BACKGROUND--Several chest radiographic abnormalities have been described in pulmonary sarcoidosis, but a diffuse ground glass pattern is extremely rare. METHODS--The chest radiographs of more than ...1600 patients with sarcoidosis evaluated in our service between 1976 and 1991 were reviewed to determine the prevalence of this pattern on chest radiography at presentation, and to assess the clinical characteristics of these patients. RESULTS--Ten patients (0.6%) were identified with diffuse ground glass abnormalities on the chest radiography (eight men); all had associated hilar or mediastinal adenopathy. All patients were white and nine were smokers or former smokers. Nine patients were symptomatic and six had inspiratory crackles on physical examination. As a group these patients were remarkable for the frequency and severity of physiological abnormalities and the presence of various findings typically associated with "active" disease. Nine patients were followed for more than three years.
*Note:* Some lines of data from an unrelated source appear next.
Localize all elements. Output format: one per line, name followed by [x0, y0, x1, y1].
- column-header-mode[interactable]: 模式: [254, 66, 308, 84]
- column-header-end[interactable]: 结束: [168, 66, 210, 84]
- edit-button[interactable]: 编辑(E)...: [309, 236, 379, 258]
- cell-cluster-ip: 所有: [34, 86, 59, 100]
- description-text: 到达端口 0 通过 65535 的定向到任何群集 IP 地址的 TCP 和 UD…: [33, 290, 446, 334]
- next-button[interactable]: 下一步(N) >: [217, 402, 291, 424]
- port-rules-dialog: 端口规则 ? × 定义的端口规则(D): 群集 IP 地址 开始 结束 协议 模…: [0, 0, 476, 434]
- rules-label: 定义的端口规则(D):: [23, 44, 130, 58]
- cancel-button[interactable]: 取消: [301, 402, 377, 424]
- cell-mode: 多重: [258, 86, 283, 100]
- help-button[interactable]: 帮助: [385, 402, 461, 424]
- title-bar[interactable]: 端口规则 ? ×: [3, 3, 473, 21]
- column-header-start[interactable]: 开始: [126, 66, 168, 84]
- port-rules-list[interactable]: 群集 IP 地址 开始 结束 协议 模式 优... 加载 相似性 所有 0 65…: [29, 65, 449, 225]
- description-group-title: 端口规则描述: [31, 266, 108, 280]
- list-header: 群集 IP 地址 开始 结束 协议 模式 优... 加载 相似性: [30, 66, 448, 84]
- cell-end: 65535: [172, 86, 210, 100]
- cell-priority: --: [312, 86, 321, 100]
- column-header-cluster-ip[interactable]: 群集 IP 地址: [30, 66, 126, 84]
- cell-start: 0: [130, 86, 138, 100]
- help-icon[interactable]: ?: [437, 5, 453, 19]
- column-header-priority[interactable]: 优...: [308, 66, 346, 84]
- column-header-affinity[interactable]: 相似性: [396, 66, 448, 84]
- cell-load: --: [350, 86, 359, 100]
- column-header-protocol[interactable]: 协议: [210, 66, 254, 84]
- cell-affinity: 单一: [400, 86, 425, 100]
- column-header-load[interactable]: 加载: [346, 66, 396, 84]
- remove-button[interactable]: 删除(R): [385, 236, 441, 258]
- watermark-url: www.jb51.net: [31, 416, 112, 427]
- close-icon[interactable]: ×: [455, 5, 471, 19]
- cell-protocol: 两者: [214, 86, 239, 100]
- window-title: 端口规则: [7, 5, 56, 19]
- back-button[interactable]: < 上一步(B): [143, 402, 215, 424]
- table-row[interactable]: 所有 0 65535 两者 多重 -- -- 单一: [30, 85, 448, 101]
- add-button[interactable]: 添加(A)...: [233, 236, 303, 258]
All were treated with oral corticosteroids because of significant symptoms or physiological abnormalities, or both. Symptoms and radiological abnormalities disappeared or improved in all patients, but recurred in a high proportion when steroids were tapered or discontinued. By December 1992 only three patients had been withdrawn from treatment. CONCLUSIONS--A diffuse ground glass pattern on the chest radiograph is unusual in patients with sarcoidosis and may occur more commonly in white subjects and cigarette smokers. Its presence suggests the existence of active disease of recent onset likely to require long term treatment with corticosteroids.